La portière du Hummer s’ouvrit puis claqua. Big Jim Rennie marcha vers Junior, son porte-documents claquant contre sa cuisse. Il ne paraissait ni soupçonneux, ni sur ses gardes, ni en colère. Il s’assit sans un mot sur les marches à côté de son fils. Puis, avec un geste qui prit complètement Junior par surprise, il posa la main sur la nuque du jeune homme et la serra doucement.
« Tu es au courant ? demanda-t-il.
— En partie, oui, répondit Junior. Mais je n’y comprends rien.
— Personne ne comprend. Je crois que des jours difficiles nous attendent jusqu’à ce que tout rentre dans l’ordre. C’est pourquoi j’ai quelque chose à te demander.
— C’est quoi ? »
La main de Junior se referma sur la crosse de son pistolet.
« Jouerez-vous votre rôle ? Toi et tes amis ? Frankie, Carter et le fils Searle ? »
Junior attendit en silence. Qu’est-ce que c’était que ces conneries ?
« Pete Randolph est le chef de la police, à présent. Il va avoir besoin d’hommes pour compléter ses effectifs. Des types bien. Veux-tu servir comme adjoint jusqu’à ce qu’on en ait terminé avec ce fichu sac d’embrouilles ? »
Junior se sentit pris d’un besoin presque irrépressible de hurler de rire. Ou de triomphe. Ou des deux. La main de Big Jim était encore posée sur sa nuque. Sans serrer. Sans le pincer. Presque… caressante.
Junior lâcha la crosse de son arme, dans sa poche. Il se rendit compte que ça marchait comme sur des roulettes pour lui. Comme sur des super-roulettes.
Aujourd’hui, il avait tué deux filles qu’il connaissait depuis l’enfance.
Demain, il serait policier de la ville.
« Bien sûr, p’pa. Si tu as besoin de nous, nous serons là. »

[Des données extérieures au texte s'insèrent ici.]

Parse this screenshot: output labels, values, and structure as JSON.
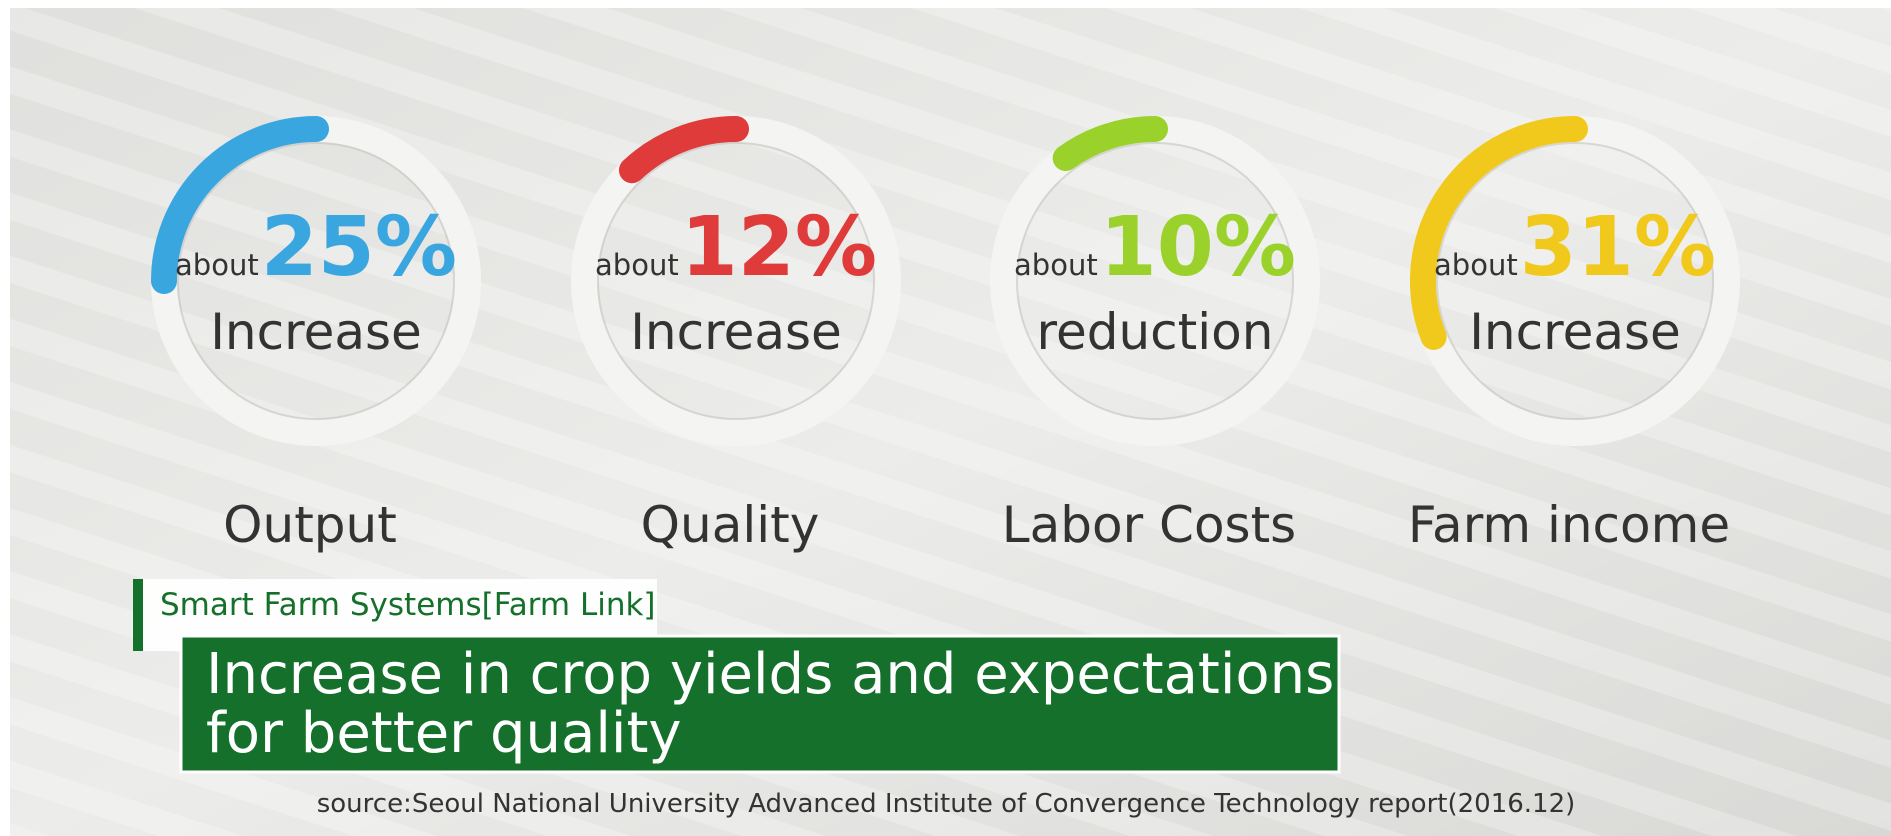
{
  "chart_data": {
    "type": "gauge",
    "categories": [
      "Output",
      "Quality",
      "Labor Costs",
      "Farm income"
    ],
    "values": [
      25,
      12,
      10,
      31
    ],
    "value_labels": [
      "25%",
      "12%",
      "10%",
      "31%"
    ],
    "prefixes": [
      "about",
      "about",
      "about",
      "about"
    ],
    "captions": [
      "Increase",
      "Increase",
      "reduction",
      "Increase"
    ],
    "colors": [
      "#3aa6e0",
      "#e03b3b",
      "#9ad12b",
      "#f1c81c"
    ],
    "ylim": [
      0,
      100
    ],
    "tag": "Smart Farm Systems[Farm Link]",
    "title_lines": [
      "Increase in crop yields and expectations",
      "for better quality"
    ],
    "source": "source:Seoul National University Advanced Institute of Convergence Technology report(2016.12)"
  }
}
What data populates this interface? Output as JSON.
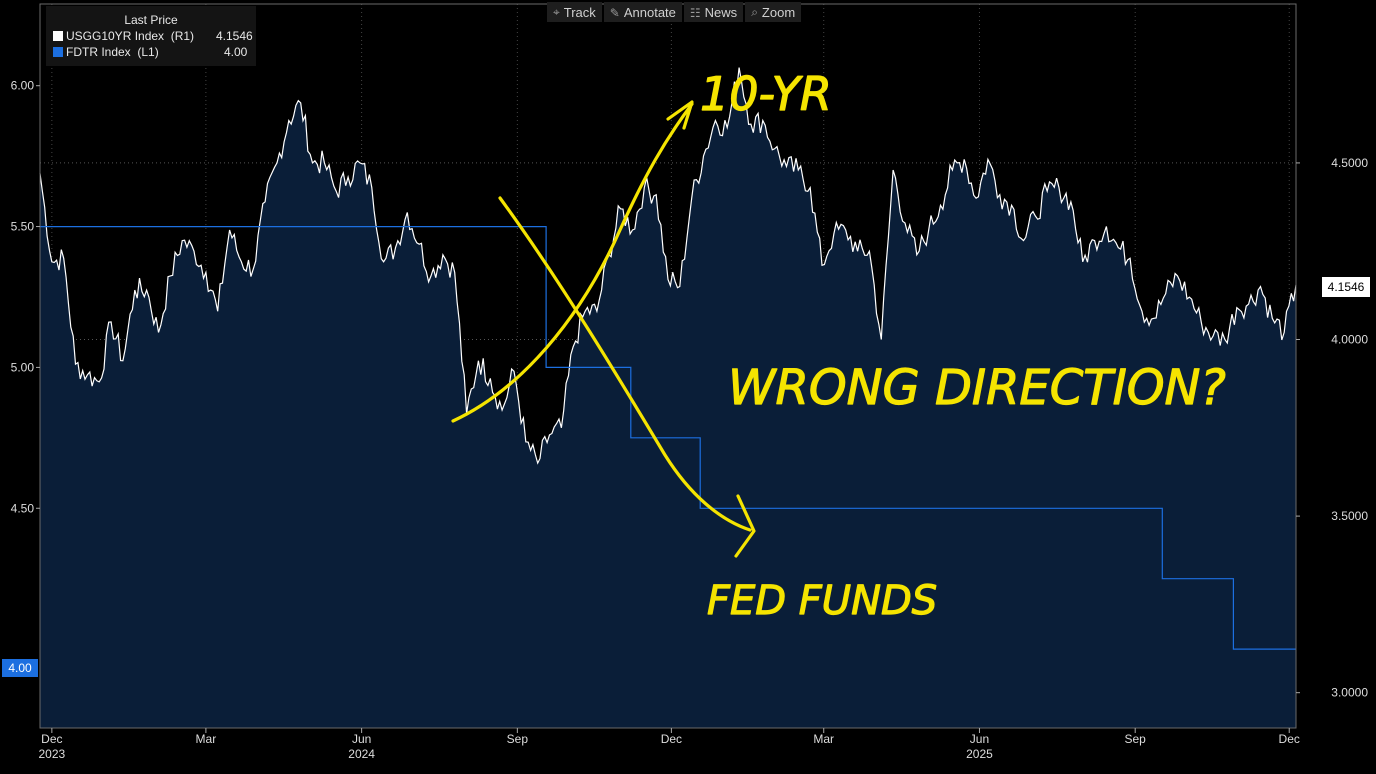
{
  "legend": {
    "header": "Last Price",
    "series": [
      {
        "name": "USGG10YR Index  (R1)",
        "value": "4.1546",
        "color": "#ffffff"
      },
      {
        "name": "FDTR Index  (L1)",
        "value": "4.00",
        "color": "#1c6fe0"
      }
    ]
  },
  "toolbar": [
    {
      "label": "Track",
      "icon": "crosshair-icon",
      "glyph": "⌖"
    },
    {
      "label": "Annotate",
      "icon": "pen-icon",
      "glyph": "✎"
    },
    {
      "label": "News",
      "icon": "news-icon",
      "glyph": "☷"
    },
    {
      "label": "Zoom",
      "icon": "magnifier-icon",
      "glyph": "⌕"
    }
  ],
  "last_price_label": "4.1546",
  "fed_funds_label": "4.00",
  "annotations": {
    "tenyr": "10-YR",
    "wrong": "WRONG DIRECTION?",
    "fedfunds": "FED FUNDS"
  },
  "chart_data": {
    "type": "line",
    "colors": {
      "ten_year": "#ffffff",
      "fed_funds": "#1c6fe0",
      "fill": "#0a1e38",
      "annotation": "#f5e400"
    },
    "x_ticks": [
      {
        "label": "Dec",
        "sub": "2023",
        "date": "2023-12-01"
      },
      {
        "label": "Mar",
        "sub": "",
        "date": "2024-03-01"
      },
      {
        "label": "Jun",
        "sub": "2024",
        "date": "2024-06-01"
      },
      {
        "label": "Sep",
        "sub": "",
        "date": "2024-09-01"
      },
      {
        "label": "Dec",
        "sub": "",
        "date": "2024-12-01"
      },
      {
        "label": "Mar",
        "sub": "",
        "date": "2025-03-01"
      },
      {
        "label": "Jun",
        "sub": "2025",
        "date": "2025-06-01"
      },
      {
        "label": "Sep",
        "sub": "",
        "date": "2025-09-01"
      },
      {
        "label": "Dec",
        "sub": "",
        "date": "2025-12-01"
      }
    ],
    "left_axis": {
      "ylim": [
        3.72,
        6.29
      ],
      "ticks": [
        "4.50",
        "5.00",
        "5.50",
        "6.00"
      ]
    },
    "right_axis": {
      "ylim": [
        2.9,
        4.95
      ],
      "ticks": [
        "3.0000",
        "3.5000",
        "4.0000",
        "4.5000"
      ]
    },
    "series": [
      {
        "name": "USGG10YR Index",
        "axis": "right",
        "points": [
          [
            "2023-11-24",
            4.47
          ],
          [
            "2023-12-01",
            4.22
          ],
          [
            "2023-12-08",
            4.23
          ],
          [
            "2023-12-15",
            3.93
          ],
          [
            "2023-12-22",
            3.9
          ],
          [
            "2023-12-29",
            3.88
          ],
          [
            "2024-01-05",
            4.05
          ],
          [
            "2024-01-12",
            3.94
          ],
          [
            "2024-01-19",
            4.14
          ],
          [
            "2024-01-26",
            4.14
          ],
          [
            "2024-02-02",
            4.02
          ],
          [
            "2024-02-09",
            4.18
          ],
          [
            "2024-02-16",
            4.28
          ],
          [
            "2024-02-23",
            4.25
          ],
          [
            "2024-03-01",
            4.19
          ],
          [
            "2024-03-08",
            4.08
          ],
          [
            "2024-03-15",
            4.31
          ],
          [
            "2024-03-22",
            4.22
          ],
          [
            "2024-03-29",
            4.2
          ],
          [
            "2024-04-05",
            4.39
          ],
          [
            "2024-04-12",
            4.5
          ],
          [
            "2024-04-19",
            4.62
          ],
          [
            "2024-04-26",
            4.67
          ],
          [
            "2024-05-03",
            4.5
          ],
          [
            "2024-05-10",
            4.5
          ],
          [
            "2024-05-17",
            4.42
          ],
          [
            "2024-05-24",
            4.46
          ],
          [
            "2024-05-31",
            4.5
          ],
          [
            "2024-06-07",
            4.43
          ],
          [
            "2024-06-14",
            4.22
          ],
          [
            "2024-06-21",
            4.26
          ],
          [
            "2024-06-28",
            4.36
          ],
          [
            "2024-07-05",
            4.27
          ],
          [
            "2024-07-12",
            4.18
          ],
          [
            "2024-07-19",
            4.24
          ],
          [
            "2024-07-26",
            4.19
          ],
          [
            "2024-08-02",
            3.79
          ],
          [
            "2024-08-09",
            3.94
          ],
          [
            "2024-08-16",
            3.89
          ],
          [
            "2024-08-23",
            3.8
          ],
          [
            "2024-08-30",
            3.91
          ],
          [
            "2024-09-06",
            3.71
          ],
          [
            "2024-09-13",
            3.65
          ],
          [
            "2024-09-20",
            3.73
          ],
          [
            "2024-09-27",
            3.75
          ],
          [
            "2024-10-04",
            3.98
          ],
          [
            "2024-10-11",
            4.08
          ],
          [
            "2024-10-18",
            4.08
          ],
          [
            "2024-10-25",
            4.24
          ],
          [
            "2024-11-01",
            4.37
          ],
          [
            "2024-11-08",
            4.31
          ],
          [
            "2024-11-15",
            4.43
          ],
          [
            "2024-11-22",
            4.41
          ],
          [
            "2024-11-29",
            4.17
          ],
          [
            "2024-12-06",
            4.15
          ],
          [
            "2024-12-13",
            4.4
          ],
          [
            "2024-12-20",
            4.52
          ],
          [
            "2024-12-27",
            4.62
          ],
          [
            "2025-01-03",
            4.6
          ],
          [
            "2025-01-10",
            4.77
          ],
          [
            "2025-01-17",
            4.61
          ],
          [
            "2025-01-24",
            4.62
          ],
          [
            "2025-01-31",
            4.54
          ],
          [
            "2025-02-07",
            4.49
          ],
          [
            "2025-02-14",
            4.48
          ],
          [
            "2025-02-21",
            4.43
          ],
          [
            "2025-02-28",
            4.21
          ],
          [
            "2025-03-07",
            4.3
          ],
          [
            "2025-03-14",
            4.31
          ],
          [
            "2025-03-21",
            4.25
          ],
          [
            "2025-03-28",
            4.25
          ],
          [
            "2025-04-04",
            4.0
          ],
          [
            "2025-04-11",
            4.48
          ],
          [
            "2025-04-18",
            4.33
          ],
          [
            "2025-04-25",
            4.24
          ],
          [
            "2025-05-02",
            4.31
          ],
          [
            "2025-05-09",
            4.38
          ],
          [
            "2025-05-16",
            4.48
          ],
          [
            "2025-05-23",
            4.51
          ],
          [
            "2025-05-30",
            4.4
          ],
          [
            "2025-06-06",
            4.51
          ],
          [
            "2025-06-13",
            4.41
          ],
          [
            "2025-06-20",
            4.38
          ],
          [
            "2025-06-27",
            4.28
          ],
          [
            "2025-07-04",
            4.35
          ],
          [
            "2025-07-11",
            4.42
          ],
          [
            "2025-07-18",
            4.43
          ],
          [
            "2025-07-25",
            4.39
          ],
          [
            "2025-08-01",
            4.22
          ],
          [
            "2025-08-08",
            4.28
          ],
          [
            "2025-08-15",
            4.32
          ],
          [
            "2025-08-22",
            4.26
          ],
          [
            "2025-08-29",
            4.23
          ],
          [
            "2025-09-05",
            4.08
          ],
          [
            "2025-09-12",
            4.06
          ],
          [
            "2025-09-19",
            4.13
          ],
          [
            "2025-09-26",
            4.18
          ],
          [
            "2025-10-03",
            4.12
          ],
          [
            "2025-10-10",
            4.05
          ],
          [
            "2025-10-17",
            4.01
          ],
          [
            "2025-10-24",
            4.0
          ],
          [
            "2025-10-31",
            4.09
          ],
          [
            "2025-11-07",
            4.1
          ],
          [
            "2025-11-14",
            4.15
          ],
          [
            "2025-11-21",
            4.06
          ],
          [
            "2025-11-28",
            4.02
          ],
          [
            "2025-12-05",
            4.1546
          ]
        ]
      },
      {
        "name": "FDTR Index",
        "axis": "left",
        "step": true,
        "points": [
          [
            "2023-11-24",
            5.5
          ],
          [
            "2024-09-18",
            5.5
          ],
          [
            "2024-09-18",
            5.0
          ],
          [
            "2024-11-07",
            5.0
          ],
          [
            "2024-11-07",
            4.75
          ],
          [
            "2024-12-18",
            4.75
          ],
          [
            "2024-12-18",
            4.5
          ],
          [
            "2025-09-17",
            4.5
          ],
          [
            "2025-09-17",
            4.25
          ],
          [
            "2025-10-29",
            4.25
          ],
          [
            "2025-10-29",
            4.0
          ],
          [
            "2025-12-05",
            4.0
          ]
        ]
      }
    ]
  }
}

Et, pour la première fois depuis peut-être quatre ans (sinon davantage), il embrassa son père sur la joue.
Prières
1
Barbie et Julia Shumway ne parlèrent pas beaucoup ; il n’y avait pas grand-chose à dire. Leur voiture, pour autant que Barbie pût en juger, était la seule sur la route ; cependant, lorsqu’ils eurent quitté l’agglomération, il vit que toutes les fenêtres des fermes étaient éclairées. Dans la campagne, où il fallait s’occuper tous les jours des animaux et où les gens n’accordaient qu’une confiance limitée à la compagnie d’électricité Western Maine Power, presque tout le monde avait un générateur. Lorsqu’ils passèrent non loin de l’antenne de WCIK, les deux lumières rouges, à son sommet, clignotaient comme toujours. La croix électrique au-dessus du petit studio de la station était aussi allumée, telle une balise éclatante dans la nuit. Au-dessus, les étoiles constellaient le ciel avec leur extravagante profusion ordinaire, cataracte d’énergie n’ayant nul besoin d’un générateur pour fonctionner.
« Il m’arrivait de venir pêcher par ici, dit Barbie. L’endroit est tranquille.
— Ça mordait ?
— Oui, beaucoup, mais parfois l’air empestait les sous-vêtements sales des dieux. Les fertilisants, ou un truc comme ça. Je n’ai jamais osé manger ce que je pêchais.